In this way, the Simpson trial mirrored the earlier Thomas hearings from 1991 — which would have been the national soap opera of the decade if the Simpson trial hadn’t supplanted it a few years later. The hearings provided a national melodrama centered on gender and sexual harassment. But the denouement of this episode centered on race, when Thomas forcefully, and successfully, defended himself by casting the accusations as racist:
[F]rom my standpoint as a black American, as far as I’m concerned, it is a high-tech lynching for uppity blacks who in any way deign to think for themselves, to do for themselves, to have different ideas, and it is a message that unless you kowtow to an old order, this is what will happen to you. You will be lynched, destroyed, caricatured by a committee of the U.S.— U.S. Senate, rather than hung from a tree.

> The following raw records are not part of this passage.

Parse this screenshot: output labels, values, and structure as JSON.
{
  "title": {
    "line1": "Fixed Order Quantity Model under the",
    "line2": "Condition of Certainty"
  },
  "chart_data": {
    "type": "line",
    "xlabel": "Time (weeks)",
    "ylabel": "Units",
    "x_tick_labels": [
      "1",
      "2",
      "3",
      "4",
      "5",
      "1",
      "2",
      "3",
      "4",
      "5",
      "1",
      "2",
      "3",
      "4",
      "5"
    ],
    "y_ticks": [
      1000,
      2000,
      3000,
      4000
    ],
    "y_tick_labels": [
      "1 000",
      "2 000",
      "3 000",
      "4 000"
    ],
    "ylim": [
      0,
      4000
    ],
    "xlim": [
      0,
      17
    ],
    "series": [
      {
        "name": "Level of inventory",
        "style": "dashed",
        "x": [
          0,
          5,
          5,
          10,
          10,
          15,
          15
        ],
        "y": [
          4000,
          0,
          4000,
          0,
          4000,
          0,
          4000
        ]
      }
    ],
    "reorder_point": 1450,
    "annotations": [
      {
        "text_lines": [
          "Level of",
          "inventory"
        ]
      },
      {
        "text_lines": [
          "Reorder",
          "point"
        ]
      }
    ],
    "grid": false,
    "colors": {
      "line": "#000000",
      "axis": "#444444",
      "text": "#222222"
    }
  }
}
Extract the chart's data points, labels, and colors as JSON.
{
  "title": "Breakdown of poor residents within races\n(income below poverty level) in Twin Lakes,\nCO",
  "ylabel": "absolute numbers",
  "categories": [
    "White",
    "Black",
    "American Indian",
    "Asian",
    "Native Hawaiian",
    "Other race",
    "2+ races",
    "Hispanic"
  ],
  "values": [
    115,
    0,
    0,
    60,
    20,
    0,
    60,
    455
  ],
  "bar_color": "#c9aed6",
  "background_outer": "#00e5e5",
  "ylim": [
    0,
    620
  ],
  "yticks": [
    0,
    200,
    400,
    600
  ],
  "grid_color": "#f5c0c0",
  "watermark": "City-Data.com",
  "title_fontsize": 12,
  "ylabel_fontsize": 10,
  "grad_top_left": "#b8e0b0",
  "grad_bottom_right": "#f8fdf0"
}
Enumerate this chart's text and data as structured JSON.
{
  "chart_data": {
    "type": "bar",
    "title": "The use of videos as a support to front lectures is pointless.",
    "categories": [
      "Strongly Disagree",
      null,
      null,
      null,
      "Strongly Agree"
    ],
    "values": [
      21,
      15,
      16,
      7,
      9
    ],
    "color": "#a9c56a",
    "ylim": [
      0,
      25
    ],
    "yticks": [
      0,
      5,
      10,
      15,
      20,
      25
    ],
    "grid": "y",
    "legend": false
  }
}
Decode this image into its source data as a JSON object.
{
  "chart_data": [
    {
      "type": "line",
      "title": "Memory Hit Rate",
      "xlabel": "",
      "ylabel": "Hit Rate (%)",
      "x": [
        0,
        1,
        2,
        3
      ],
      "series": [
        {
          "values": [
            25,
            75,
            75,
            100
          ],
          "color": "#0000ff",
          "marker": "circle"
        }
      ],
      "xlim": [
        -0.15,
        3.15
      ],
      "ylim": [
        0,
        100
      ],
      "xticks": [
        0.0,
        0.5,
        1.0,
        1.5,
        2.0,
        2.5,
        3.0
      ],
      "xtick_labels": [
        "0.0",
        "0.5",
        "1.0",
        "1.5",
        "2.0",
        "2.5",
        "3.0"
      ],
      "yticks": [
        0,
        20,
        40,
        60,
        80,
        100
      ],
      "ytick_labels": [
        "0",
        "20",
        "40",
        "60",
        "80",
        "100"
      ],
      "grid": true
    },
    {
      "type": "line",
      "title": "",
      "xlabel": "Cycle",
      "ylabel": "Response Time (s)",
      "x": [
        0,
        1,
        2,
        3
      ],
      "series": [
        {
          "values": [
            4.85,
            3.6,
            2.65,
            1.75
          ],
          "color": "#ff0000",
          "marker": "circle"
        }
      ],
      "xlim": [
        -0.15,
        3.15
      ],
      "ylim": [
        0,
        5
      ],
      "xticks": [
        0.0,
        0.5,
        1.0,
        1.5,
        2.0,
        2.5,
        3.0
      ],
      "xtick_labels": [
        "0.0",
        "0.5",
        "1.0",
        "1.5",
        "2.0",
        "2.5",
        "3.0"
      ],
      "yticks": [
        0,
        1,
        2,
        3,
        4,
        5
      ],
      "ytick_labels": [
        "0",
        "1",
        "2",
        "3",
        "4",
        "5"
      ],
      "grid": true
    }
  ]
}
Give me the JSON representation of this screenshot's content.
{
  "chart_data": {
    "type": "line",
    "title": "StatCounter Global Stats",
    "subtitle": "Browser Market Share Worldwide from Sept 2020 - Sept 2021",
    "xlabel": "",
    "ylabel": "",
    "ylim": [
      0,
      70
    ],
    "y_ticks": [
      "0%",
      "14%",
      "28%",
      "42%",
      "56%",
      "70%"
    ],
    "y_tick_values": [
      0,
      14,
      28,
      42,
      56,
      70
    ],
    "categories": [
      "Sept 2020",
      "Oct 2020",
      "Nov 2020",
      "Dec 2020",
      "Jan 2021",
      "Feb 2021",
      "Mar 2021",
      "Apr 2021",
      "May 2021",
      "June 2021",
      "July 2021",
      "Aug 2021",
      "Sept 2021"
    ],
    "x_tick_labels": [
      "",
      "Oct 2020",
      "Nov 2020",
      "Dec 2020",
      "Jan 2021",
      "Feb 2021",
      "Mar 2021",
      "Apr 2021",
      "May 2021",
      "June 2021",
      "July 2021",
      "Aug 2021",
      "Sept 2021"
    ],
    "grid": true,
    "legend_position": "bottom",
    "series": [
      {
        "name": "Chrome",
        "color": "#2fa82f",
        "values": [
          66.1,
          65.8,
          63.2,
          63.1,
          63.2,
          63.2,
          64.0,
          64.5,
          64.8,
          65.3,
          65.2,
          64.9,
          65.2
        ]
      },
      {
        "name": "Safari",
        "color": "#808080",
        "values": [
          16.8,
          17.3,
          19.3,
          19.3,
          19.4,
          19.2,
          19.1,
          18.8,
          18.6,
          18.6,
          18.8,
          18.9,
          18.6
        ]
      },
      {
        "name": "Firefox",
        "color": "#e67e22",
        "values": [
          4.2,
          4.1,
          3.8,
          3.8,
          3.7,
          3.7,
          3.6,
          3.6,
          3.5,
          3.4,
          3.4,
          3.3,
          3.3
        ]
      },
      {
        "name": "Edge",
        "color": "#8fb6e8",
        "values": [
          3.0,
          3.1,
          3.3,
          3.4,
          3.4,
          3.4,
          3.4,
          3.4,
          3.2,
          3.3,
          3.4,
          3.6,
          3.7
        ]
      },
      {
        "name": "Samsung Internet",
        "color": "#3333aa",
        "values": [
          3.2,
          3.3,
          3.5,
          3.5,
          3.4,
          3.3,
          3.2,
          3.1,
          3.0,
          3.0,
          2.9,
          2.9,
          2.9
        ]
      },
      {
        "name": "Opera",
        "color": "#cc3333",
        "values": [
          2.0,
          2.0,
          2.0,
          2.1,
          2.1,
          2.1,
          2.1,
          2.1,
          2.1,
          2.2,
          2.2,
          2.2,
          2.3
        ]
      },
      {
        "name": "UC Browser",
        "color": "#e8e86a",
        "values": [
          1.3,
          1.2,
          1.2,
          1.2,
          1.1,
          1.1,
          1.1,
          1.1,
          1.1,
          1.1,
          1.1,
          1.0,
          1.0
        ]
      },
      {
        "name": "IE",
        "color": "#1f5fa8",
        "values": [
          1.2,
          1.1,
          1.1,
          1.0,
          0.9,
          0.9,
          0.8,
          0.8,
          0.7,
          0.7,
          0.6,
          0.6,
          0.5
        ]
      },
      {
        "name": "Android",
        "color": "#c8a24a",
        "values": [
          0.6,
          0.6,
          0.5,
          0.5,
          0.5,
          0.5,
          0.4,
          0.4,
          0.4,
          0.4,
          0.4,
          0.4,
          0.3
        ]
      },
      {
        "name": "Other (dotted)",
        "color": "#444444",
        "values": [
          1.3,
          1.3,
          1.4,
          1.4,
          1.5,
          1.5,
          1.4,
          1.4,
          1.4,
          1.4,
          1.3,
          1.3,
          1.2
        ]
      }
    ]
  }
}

Thomas’s guilt was not as glaring or as broadly acknowledged as Simpson’s (in part because not all the evidence of his guilt was made public at the time). But here was a black man who seemed at least probably guilty, who had been nominated in part because of (and thus benefited from) his race, using race to shield himself from accountability. He was dismissing the charges against him as a form of lynching, even though his chief accuser was also black. Like Simpson, he was a guilty man getting off because he — to use a term that was widely used at the time — played the race card. The term has acquired a bad odor among liberals, and understandably so, because it can be used to dismiss legitimate claims about racism. But one reason it resonates is that it was put to such famous use.
The implicit lesson of all these cases at the time was that racism has less force than the reaction to it, that crying racism is a powerful card that African-Americans can play when it suits them. That lesson, to be perfectly clear, is wrong — or, at least usually wrong, in that the situations in which it holds true are the exception, and pervasive structural racism the rule.
But, as the saying goes, hard cases make for bad law. (That is, rules created in response to unusual circumstances are unlikely to work well for normal circumstances.) The same holds true for public opinion. Clinton was attempting, fitfully, to move middle America past its post-’60s racial-backlash phase, and outside events did not give him much help.